L.A. CONFIDENTIAL by James Ellroy

Karen Vincennes stood by weeping: she couldn’t listen, she had to listen. Ed tried to shoo her out–she wouldn’t let him. He called the Bureau from outside Arrowhead; Fisk gave him the word: Pierce Patchett shot and killed last night, his mansion torched, burned to the ground. Fireman had discovered Vincennes in the backyard–smoke inhalation, rips in his bulletproof vest. They got him to Central Receiving, a doctor took a blood sample. The results: Trashcan on a test flight, a heroin/antipsychotic drug compound. He’d live, he’d be fine–when the OD in his system flushed out.

A nurse swabbed Vincennes’ face; Karen fretted Kleenex. Ed checked Fisk’s memo: “Inez Soto called. No info on R.D. $ dealings. R.D. suspicious of queries?? ?–she was cryptic–D.W.”

Ed crumpled it, tossed it. Vincennes went in barefoot–while he was shacked with Lynn. Somebody killed Patchett, left them both to burn.

Burned like Exley father and son–Bud White holding the torch.

He couldn’t look at Karen.

“Captain, I’ve got something.”

Fisk in the hallway. Ed walked over, led him away from the door. “What is it?”

“Nort Layman completed the autopsy. Patchett’s cause of death was five .30-30 slugs fired from two different rifles. Ray Pinker ran ballistics tests and came up with a match to an old Riverside County bulletin. May of ’55, unsolved with no leads, I checked. Two men gunned down outside a tavern. It looked like a gangland job.”

All coming down to the heroin. “That’s all you’ve got?”

“No. Bud White tore up a dope den in Chinatown and beat three Chinamen half to death. He came in asking questions, badged them and went crazy. One of them ID’d his personnel photo. Thad Green called l.A. on it, and I caught the squeal. Pickup order, sir? I know you want him and Chief Green said it’s your call.”

Ed almost laughed. “No, no pickup order.”

“Sir?”

“I said no, so cut it off there. And you and Kleckner do this for me. Contact Miller Stanton, Max Pelts, Timmy Valburn and Billy Dieterling. Have them come to my office tonight at 8:00 for questioning. Tell them I’m the investigating officer, and if they want no publicity, then bring no lawyers. And get me Homicide’s file on the old Loren Atherton case. Seal it, Sergeant. I don’t want you to look at it.”

“Sir…”

Ed turned away. Karen in the doorway, dry-eyed. “Do you think Jack did those things?”

“Yes.”

“He musm’t know that I know. Will you promise not to tell him?”

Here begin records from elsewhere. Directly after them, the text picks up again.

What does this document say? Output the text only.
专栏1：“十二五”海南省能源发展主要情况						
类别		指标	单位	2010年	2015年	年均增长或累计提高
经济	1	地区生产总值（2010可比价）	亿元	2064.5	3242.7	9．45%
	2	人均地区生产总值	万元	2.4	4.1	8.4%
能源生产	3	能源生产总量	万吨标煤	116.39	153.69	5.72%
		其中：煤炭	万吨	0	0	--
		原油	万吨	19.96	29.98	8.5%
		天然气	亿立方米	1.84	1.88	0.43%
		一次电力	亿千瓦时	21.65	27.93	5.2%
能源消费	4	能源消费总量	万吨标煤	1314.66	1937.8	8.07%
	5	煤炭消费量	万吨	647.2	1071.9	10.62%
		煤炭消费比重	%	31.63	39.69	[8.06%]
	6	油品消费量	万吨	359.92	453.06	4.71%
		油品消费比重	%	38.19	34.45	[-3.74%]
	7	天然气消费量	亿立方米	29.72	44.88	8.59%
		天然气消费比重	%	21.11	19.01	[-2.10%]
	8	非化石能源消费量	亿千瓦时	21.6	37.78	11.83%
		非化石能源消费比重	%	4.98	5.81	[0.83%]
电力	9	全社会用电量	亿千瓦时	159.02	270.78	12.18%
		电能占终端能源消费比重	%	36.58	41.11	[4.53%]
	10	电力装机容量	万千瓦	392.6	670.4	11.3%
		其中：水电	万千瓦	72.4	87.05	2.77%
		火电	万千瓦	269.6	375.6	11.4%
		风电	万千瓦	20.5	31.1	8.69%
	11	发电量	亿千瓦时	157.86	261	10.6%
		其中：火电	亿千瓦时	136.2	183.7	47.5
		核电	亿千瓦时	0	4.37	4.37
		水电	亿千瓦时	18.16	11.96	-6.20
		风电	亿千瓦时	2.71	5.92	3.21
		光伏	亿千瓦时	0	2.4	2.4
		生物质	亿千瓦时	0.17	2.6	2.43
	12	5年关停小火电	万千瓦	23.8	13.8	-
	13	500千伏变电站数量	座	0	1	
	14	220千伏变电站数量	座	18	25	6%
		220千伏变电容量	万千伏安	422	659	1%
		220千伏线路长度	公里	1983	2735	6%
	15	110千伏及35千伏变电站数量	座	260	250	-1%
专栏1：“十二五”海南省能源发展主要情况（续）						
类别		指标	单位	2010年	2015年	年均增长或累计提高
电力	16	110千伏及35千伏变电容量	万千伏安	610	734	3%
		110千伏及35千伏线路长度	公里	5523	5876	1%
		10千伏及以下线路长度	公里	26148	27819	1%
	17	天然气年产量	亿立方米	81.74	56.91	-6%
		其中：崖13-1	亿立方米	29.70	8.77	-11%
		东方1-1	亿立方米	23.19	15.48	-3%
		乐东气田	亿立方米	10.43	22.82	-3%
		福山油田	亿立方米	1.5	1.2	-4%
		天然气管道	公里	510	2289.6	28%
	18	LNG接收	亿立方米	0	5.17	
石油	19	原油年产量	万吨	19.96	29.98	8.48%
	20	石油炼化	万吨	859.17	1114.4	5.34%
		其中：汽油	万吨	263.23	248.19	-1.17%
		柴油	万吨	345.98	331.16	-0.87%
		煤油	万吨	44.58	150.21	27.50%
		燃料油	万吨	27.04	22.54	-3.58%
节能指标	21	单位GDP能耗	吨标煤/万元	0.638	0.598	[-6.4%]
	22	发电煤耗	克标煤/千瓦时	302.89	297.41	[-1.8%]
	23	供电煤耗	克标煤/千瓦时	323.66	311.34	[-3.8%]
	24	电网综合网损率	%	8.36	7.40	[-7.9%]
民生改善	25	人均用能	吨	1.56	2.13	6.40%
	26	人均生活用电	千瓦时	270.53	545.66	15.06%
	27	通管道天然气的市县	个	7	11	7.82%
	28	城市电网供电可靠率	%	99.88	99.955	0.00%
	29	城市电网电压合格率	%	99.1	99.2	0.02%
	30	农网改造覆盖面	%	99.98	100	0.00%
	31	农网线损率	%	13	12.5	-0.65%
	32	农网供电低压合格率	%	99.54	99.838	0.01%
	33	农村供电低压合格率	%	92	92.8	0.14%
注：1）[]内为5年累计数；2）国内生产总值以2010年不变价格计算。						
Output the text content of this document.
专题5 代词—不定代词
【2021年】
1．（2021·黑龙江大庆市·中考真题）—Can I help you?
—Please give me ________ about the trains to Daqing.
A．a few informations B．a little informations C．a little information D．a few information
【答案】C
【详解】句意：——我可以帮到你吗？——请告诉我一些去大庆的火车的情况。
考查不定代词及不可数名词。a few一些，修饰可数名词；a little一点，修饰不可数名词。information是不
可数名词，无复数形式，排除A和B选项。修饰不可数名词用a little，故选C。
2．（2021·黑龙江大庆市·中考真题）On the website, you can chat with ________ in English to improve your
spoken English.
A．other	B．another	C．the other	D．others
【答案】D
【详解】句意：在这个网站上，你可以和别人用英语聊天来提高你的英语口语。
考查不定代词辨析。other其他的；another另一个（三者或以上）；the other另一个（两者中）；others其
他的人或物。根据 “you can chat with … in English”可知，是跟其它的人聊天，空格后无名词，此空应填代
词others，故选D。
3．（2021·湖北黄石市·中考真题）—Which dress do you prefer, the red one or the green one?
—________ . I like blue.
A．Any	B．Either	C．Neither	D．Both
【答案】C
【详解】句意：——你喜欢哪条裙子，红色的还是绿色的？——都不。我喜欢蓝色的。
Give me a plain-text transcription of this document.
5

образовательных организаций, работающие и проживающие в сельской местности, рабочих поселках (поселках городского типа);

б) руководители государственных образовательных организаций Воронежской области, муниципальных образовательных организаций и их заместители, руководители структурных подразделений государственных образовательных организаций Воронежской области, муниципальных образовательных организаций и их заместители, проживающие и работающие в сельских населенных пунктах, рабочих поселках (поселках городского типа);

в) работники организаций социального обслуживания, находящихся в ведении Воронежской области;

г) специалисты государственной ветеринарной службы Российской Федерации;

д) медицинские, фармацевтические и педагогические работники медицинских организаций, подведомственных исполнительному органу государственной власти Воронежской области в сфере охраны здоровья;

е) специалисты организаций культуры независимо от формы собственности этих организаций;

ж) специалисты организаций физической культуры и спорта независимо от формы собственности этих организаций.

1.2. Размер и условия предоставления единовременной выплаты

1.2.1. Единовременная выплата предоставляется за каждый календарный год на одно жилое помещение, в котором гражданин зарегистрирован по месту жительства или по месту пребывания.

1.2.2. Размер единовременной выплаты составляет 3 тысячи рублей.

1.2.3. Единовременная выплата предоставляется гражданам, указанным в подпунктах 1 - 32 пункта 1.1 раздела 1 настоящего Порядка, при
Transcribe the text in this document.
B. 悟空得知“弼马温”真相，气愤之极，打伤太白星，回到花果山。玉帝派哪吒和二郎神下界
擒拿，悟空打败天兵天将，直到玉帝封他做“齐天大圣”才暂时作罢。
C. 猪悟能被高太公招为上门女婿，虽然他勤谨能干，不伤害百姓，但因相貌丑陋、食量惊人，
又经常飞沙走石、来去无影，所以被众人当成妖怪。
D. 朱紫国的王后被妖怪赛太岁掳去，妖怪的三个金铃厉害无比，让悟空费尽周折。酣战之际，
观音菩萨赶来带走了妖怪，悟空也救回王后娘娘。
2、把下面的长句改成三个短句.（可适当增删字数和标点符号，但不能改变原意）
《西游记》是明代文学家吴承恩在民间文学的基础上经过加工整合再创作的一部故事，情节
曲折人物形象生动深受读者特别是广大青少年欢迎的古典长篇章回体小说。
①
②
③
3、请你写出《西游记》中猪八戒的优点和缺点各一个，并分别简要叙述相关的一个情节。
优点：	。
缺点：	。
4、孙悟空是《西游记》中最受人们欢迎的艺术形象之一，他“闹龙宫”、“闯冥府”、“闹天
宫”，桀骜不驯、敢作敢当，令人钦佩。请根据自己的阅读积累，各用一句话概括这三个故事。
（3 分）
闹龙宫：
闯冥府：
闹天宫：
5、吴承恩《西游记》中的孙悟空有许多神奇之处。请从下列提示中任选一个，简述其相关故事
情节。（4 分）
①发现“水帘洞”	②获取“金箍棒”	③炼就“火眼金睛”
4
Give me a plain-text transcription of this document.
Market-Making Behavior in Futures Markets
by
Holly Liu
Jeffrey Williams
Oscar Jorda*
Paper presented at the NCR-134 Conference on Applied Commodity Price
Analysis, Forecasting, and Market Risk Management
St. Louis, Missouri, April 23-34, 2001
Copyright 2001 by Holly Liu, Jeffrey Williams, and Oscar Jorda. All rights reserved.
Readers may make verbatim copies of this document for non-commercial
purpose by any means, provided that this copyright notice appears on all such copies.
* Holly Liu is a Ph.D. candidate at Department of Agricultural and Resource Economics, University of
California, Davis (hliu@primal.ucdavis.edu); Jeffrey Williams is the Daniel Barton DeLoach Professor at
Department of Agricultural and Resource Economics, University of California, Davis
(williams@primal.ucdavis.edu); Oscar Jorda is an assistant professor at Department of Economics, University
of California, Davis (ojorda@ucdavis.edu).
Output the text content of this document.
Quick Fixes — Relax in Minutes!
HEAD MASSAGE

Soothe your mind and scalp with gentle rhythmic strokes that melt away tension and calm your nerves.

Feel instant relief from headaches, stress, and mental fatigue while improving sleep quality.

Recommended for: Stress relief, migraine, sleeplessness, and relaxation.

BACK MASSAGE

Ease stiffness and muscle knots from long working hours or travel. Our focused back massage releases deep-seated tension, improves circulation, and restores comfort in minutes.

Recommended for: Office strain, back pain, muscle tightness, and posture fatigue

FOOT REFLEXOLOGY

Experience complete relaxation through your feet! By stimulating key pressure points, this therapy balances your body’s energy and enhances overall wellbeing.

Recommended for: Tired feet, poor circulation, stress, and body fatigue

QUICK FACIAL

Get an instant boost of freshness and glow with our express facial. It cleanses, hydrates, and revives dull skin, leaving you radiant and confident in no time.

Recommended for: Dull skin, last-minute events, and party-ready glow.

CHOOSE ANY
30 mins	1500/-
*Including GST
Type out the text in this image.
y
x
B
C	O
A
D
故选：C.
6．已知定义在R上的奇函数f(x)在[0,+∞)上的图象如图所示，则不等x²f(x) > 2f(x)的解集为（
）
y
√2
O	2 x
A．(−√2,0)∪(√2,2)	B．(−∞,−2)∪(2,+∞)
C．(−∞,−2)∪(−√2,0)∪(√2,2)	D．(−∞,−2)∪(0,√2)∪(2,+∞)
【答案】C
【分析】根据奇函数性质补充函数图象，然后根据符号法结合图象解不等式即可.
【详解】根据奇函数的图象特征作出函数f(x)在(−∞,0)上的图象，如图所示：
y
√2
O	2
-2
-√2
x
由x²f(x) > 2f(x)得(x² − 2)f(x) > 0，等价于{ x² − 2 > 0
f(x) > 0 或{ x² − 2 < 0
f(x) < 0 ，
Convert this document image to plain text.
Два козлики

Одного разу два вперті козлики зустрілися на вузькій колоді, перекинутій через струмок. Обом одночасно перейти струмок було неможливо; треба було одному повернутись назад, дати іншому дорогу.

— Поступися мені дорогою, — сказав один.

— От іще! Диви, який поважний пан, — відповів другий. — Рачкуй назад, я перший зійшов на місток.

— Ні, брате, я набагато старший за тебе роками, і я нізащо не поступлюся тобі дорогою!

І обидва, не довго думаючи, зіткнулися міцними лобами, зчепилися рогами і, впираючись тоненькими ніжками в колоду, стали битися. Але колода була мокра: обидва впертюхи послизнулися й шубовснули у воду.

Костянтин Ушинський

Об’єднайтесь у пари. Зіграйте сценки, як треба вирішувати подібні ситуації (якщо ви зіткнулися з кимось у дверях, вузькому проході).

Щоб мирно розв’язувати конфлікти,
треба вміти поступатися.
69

Ed nodded, looked in the room. The Big V begged for communion.

CHAPTER SIXTY-EIGHT

A file room at the main DMV– boxes stacked shoulder-high. A confirmation search–a riff on Johnny and Kikey’s last hink. Riff in, out, back, around–he was so high he could think it through and prowl registration records at the same time.

Make Stomp, Teitlebaum and Lee Vachss for the Nite Owl triggers; make them the shooter gang bumping upstart mobsters and Cohen franchise holders. Deuce Perkins was part of the gang–the others didn’t know he beat hookers to death–they’d consider it amateur shit, wouldn’t tolerate it. Dudley was the leader–he couldn’t be anything else. All his job offer stuff was a try at recruiting him; the Lamar Hinton roust was Dud frosting out loose ends on the Patchett side of things–make Patchett and Smith some kind of K.A.’s, make Hinton dead, Breuning and Carlisle part of the gang. “Contain,” “Contained,” “Containment,” “Profit Dispensation.” Call it Dudley trying to control the L.A. rackets–and pin the Nite Owl on a new bunch of jigs.

Bud tore through boxes: auto registrations, early April ’53. Schoolboy thinkm he figured the car by the Nite Owl was a plant; the shotguns in Coates’ car, the shells in Griffith Park, both plants–the killers followed the case, got lucky on the Merc, found some boogies to take the heat. Wrong–LAPD conspirators were in on the job. They read crime reports, got hipped to some joyriding spooks firing shotguns–lay the onus on them– they figured the arresting officers would kill them, case closed.

So they got themselves a car that matched the crime report description. They made sure it was spotted near the Nite Owl. They wouldn’t steal a car–cops wouldn’t risk a late night roust. They didn’t buy a purple car–they bought a different colored one and painted it.